The European Insurance and Occupational Pensions Authority (EIOPA) has published its biannual report on the financial stability of the insurance and occupational pension fund sectors in the European Economic Area (EEA).
The risks in insurance and occupational pensions sectors are at high levels, and are more pronounced than the first half of 2011. The risks stemming from exposures to sovereign and banking debt as well as the macroeconomic outlook are the main factors, which may jeopardise the financial stability of the European insurance and occupational pension sectors going into 2012.
The Financial Stability Report December 2011 also summarises the results of EIOPA low yield stress test for 2011. The test was conducted according to two types of interest rate scenarios. Eight insurance companies failed the first scenario and four firms failed the second one. The “capital deficit” of the failed insurers amounted to approximately E6bn and E2bn, in the first and second scenarios respectively.

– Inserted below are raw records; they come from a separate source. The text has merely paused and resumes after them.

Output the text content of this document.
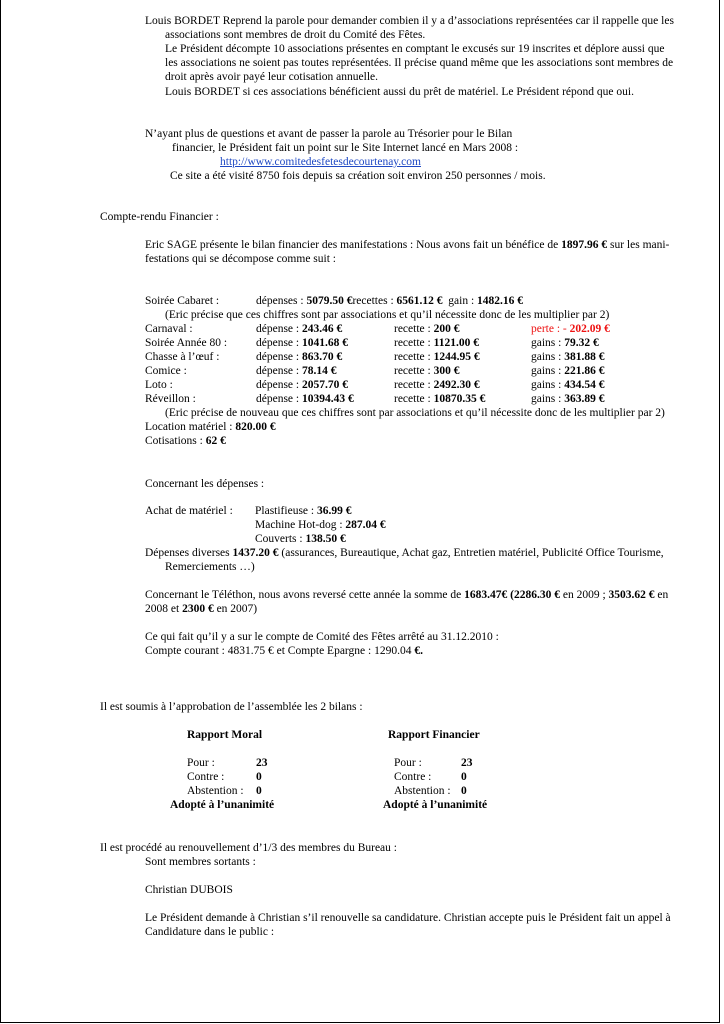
Louis BORDET Reprend la parole pour demander combien il y a d’associations représentées car il rappelle que les
associations sont membres de droit du Comité des Fêtes.
Le Président décompte 10 associations présentes en comptant le excusés sur 19 inscrites et déplore aussi que
les associations ne soient pas toutes représentées. Il précise quand même que les associations sont membres de
droit après avoir payé leur cotisation annuelle.
Louis BORDET si ces associations bénéficient aussi du prêt de matériel. Le Président répond que oui.
N’ayant plus de questions et avant de passer la parole au Trésorier pour le Bilan
financier, le Président fait un point sur le Site Internet lancé en Mars 2008 :
http://www.comitedesfetesdecourtenay.com
Ce site a été visité 8750 fois depuis sa création soit environ 250 personnes / mois.
Compte-rendu Financier :
Eric SAGE présente le bilan financier des manifestations : Nous avons fait un bénéfice de 1897.96 € sur les mani-
festations qui se décompose comme suit :
Soirée Cabaret :	dépenses : 5079.50 €recettes : 6561.12 € gain : 1482.16 €
(Eric précise que ces chiffres sont par associations et qu’il nécessite donc de les multiplier par 2)
Carnaval :	dépense : 243.46 €	recette : 200 €	perte : - 202.09 €
Soirée Année 80 :	dépense : 1041.68 €	recette : 1121.00 €	gains : 79.32 €
Chasse à l’œuf :	dépense : 863.70 €	recette : 1244.95 €	gains : 381.88 €
Comice :	dépense : 78.14 €	recette : 300 €	gains : 221.86 €
Loto :	dépense : 2057.70 €	recette : 2492.30 €	gains : 434.54 €
Réveillon :	dépense : 10394.43 €	recette : 10870.35 €	gains : 363.89 €
(Eric précise de nouveau que ces chiffres sont par associations et qu’il nécessite donc de les multiplier par 2)
Location matériel : 820.00 €
Cotisations : 62 €
Concernant les dépenses :
Achat de matériel : Plastifieuse : 36.99 €
Machine Hot-dog : 287.04 €
Couverts : 138.50 €
Dépenses diverses 1437.20 € (assurances, Bureautique, Achat gaz, Entretien matériel, Publicité Office Tourisme,
Remerciements …)
Concernant le Téléthon, nous avons reversé cette année la somme de 1683.47€ (2286.30 € en 2009 ; 3503.62 € en
2008 et 2300 € en 2007)
Ce qui fait qu’il y a sur le compte de Comité des Fêtes arrêté au 31.12.2010 :
Compte courant : 4831.75 € et Compte Epargne : 1290.04 €.
Il est soumis à l’approbation de l’assemblée les 2 bilans :
Rapport Moral
Pour :	23
Contre :	0
Abstention : 0
Adopté à l’unanimité
Rapport Financier
Pour :	23
Contre :	0
Abstention : 0
Adopté à l’unanimité
Il est procédé au renouvellement d’1/3 des membres du Bureau :
Sont membres sortants :
Christian DUBOIS
Le Président demande à Christian s’il renouvelle sa candidature. Christian accepte puis le Président fait un appel à
Candidature dans le public :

In addition, it was found that the solvency position of the industry on average would be adversely affected by a prolonged period of low yields.
Due to significant natural catastrophes during the period under review, reinsurers suffered above average losses. Furthermore, life insurers may be subject to the risk of having insufficient liquidity, which can be emphasised by banking related transactions, e.g. through “liquidity swaps” and similar products as well as due to increasing surrenders.
The financial turmoil has in general not affected the occupational pensions sector as severely as some other financial industries. However, the crisis has had an impact on pension funds, primarily in their role as institutional investors, and has also had a significant impact on consumer confidence.